Из Иркутска нас отправляли в Красноярск. Плотничья наша бригада, под надзором конечно, приехала туда работать. И там работал один чуваш православный, он знал, что я верующий. Говорит: «Давай в воскресенье пойдём в церковь?» Я говорю: «Давай». Пришли в церковь. Я же в церкви сам не воспитывался. Я пришел, он сам сзади стоит, а я, как помолиться, не знаю. Подходит ко мне батюшка молодой, откуда я, спрашивает и говорит: «Заходи в алтарь». Ну, я пошёл в алтарь. Оказалось, он иеромонах Серафим тогда был. И пока я там работал, ходил в храм каждое воскресенье, многому он меня научил. Он мне написал, как попасть в семинарию, какие нужно молитвы знать, все молитвы расписал. Он потом отправил меня к своему брату, а брат у него в Иркутске служил иеромонахом тоже. Когда я в Иркутске был уже, они меня очень поддержали, помогали мне. Потом он уже схиархимандрит был, умер недавно. А тот, другой брат – схиигумен Виктор. Мы постоянно встречались, даже тогда, когда уже здесь я служил, в гости к ним ездил в Красноярск. Поддерживали они меня постоянно.
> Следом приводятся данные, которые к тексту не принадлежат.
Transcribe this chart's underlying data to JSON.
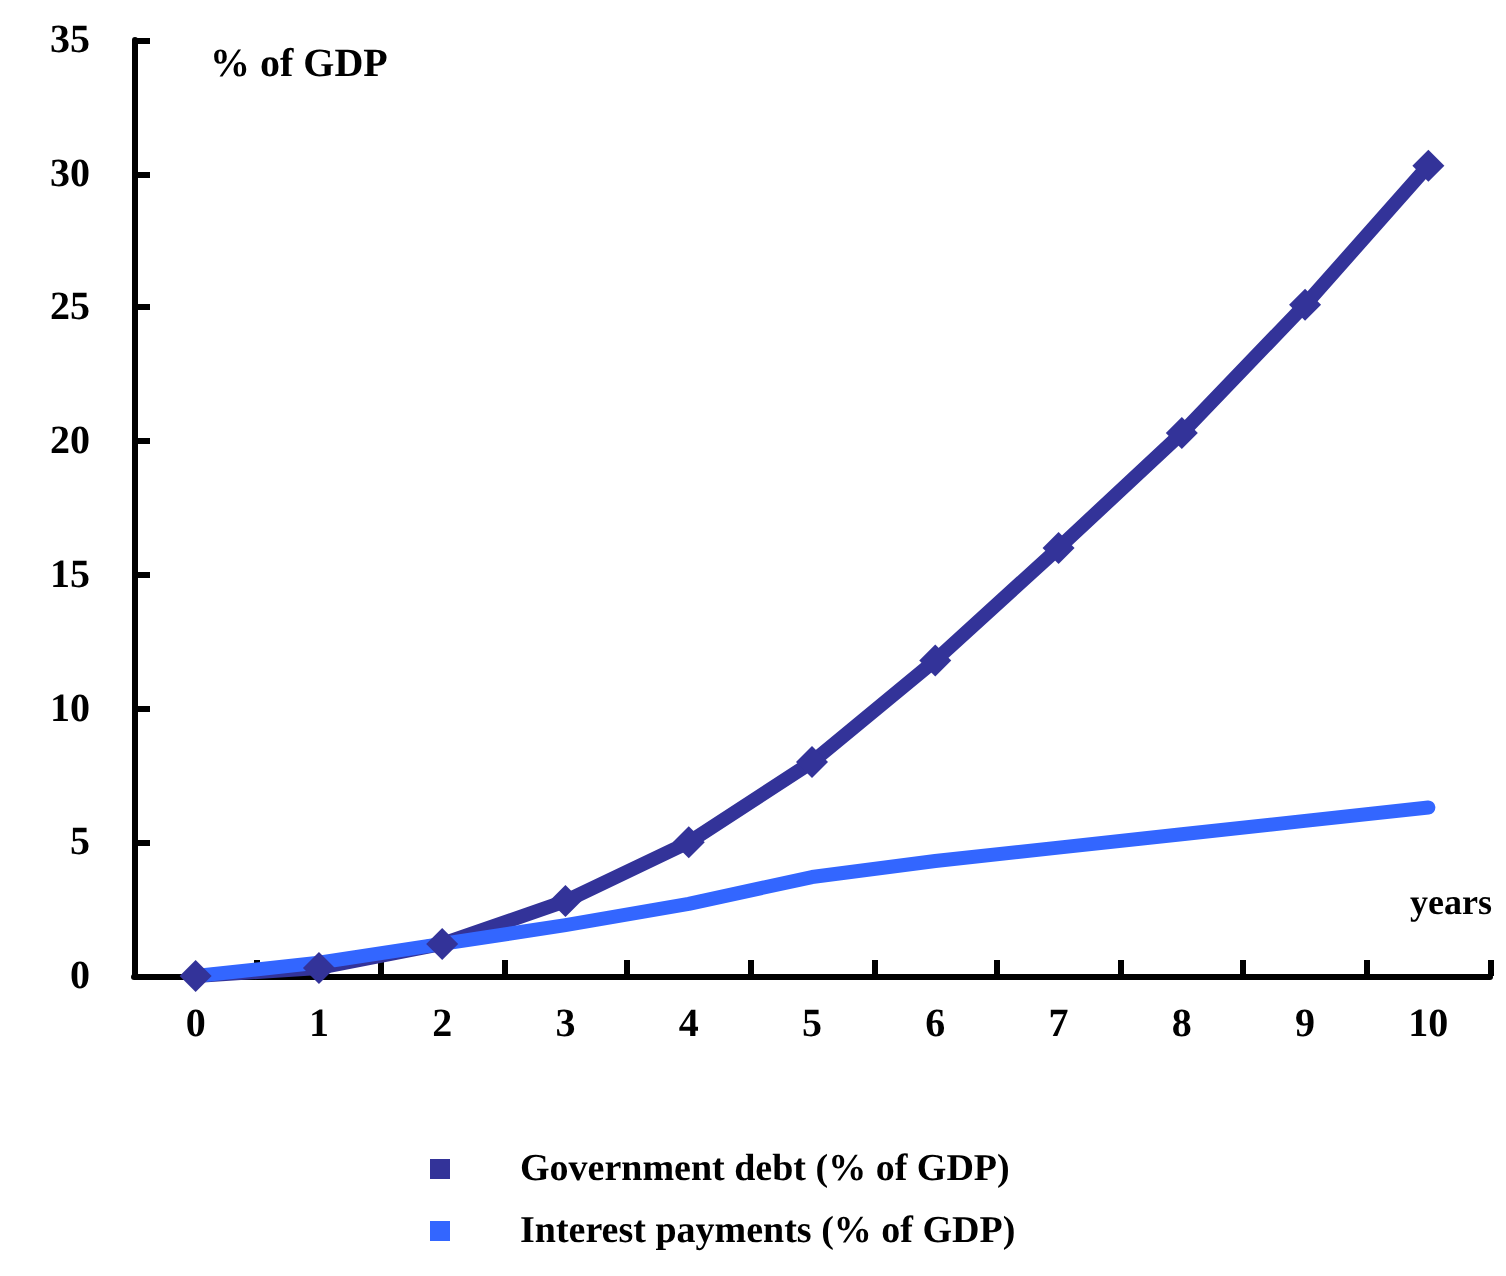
{
  "chart_data": {
    "type": "line",
    "ylabel": "% of GDP",
    "xlabel": "years",
    "categories": [
      "0",
      "1",
      "2",
      "3",
      "4",
      "5",
      "6",
      "7",
      "8",
      "9",
      "10"
    ],
    "series": [
      {
        "name": "Government debt (% of GDP)",
        "color": "#333399",
        "marker": "diamond",
        "values": [
          0,
          0.3,
          1.2,
          2.8,
          5.0,
          8.0,
          11.8,
          16.0,
          20.3,
          25.1,
          30.3
        ]
      },
      {
        "name": "Interest payments (% of GDP)",
        "color": "#3366ff",
        "marker": "none",
        "values": [
          0,
          0.5,
          1.2,
          1.9,
          2.7,
          3.7,
          4.3,
          4.8,
          5.3,
          5.8,
          6.3
        ]
      }
    ],
    "ylim": [
      0,
      35
    ],
    "yticks": [
      0,
      5,
      10,
      15,
      20,
      25,
      30,
      35
    ],
    "grid": false,
    "legend": "bottom",
    "line_style": "solid"
  }
}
Я освободился в 1968 году, и уже домой не поехал, приехал в Иркутск и сразу пошёл в церковь. Ещё не знал, как благословение взять. Меня очень хорошо приняли. Там настоятель был отец Николай Соколов. «Ну, ничего, – говорит. – Что ты хочешь?» Я говорю: «В семинарию хочу». – «Ну, ладно, – говорит, – пойдем к владыке Вениамину[2], узнаем». Конечно сомневались, я судимый, власти за духовенством следили ведь.

Владыка меня расспрашивал, я ему всё рассказал, тем более, он сам сидел. Он говорит: «Коля, не беспокойся, всё будет хорошо». Принимал он меня очень по-отечески. «Оставайся здесь, – говорит. – Научишься читать». И я остался там. Отец Николай Соколов меня поддерживал, хоть он и был такой горячий, но он меня никогда не ругал. Не знаю, за что он меня не ругал, не знаю. Ну, я делал, что мне говорят. Если бы они не поддержали, не было бы с меня пользы.

Целый год я пономарил там, научили читать, и потом владыка меня отправил в Московскую семинарию. Сперва я хотел поступать в Одесскую семинарию, писал прошение. Всех вызывали, а меня не вызвали. Мальчики туда поехали, а я остался. Я сижу, начал плакать, владыка Вениамин приходит, говорит мне: «Коля, Коля, не беспокойся. Я тебя отправлю в Москву учиться на следующий год». Так оно и получилось, владыка отправил меня в семинарию, я поступил. Тогда там был инспектором владыка Симон Рязанский[3], а ректором – владыка Филарет[4], который умер в Беларуси.

Первый год я очно учился. Ещё ситуация такая была, что литературы не хватало, мы вручную всё переписывали. Через некоторое время, месяц-два уже как учился, меня вызывают в военкомат. Пришёл. В военкомате мне говорят: «Мы знаем, кто ты такой, ты должен будешь нам передавать, что делается в семинарии, кто приходит к владыке, какие иностранцы, что дарят ему, какие подарки». Я замер, сразу внутренне смутился. Как-то Господь вразумляет, и я говорю: «Дайте мне срок». – «Тогда через три дня придёшь».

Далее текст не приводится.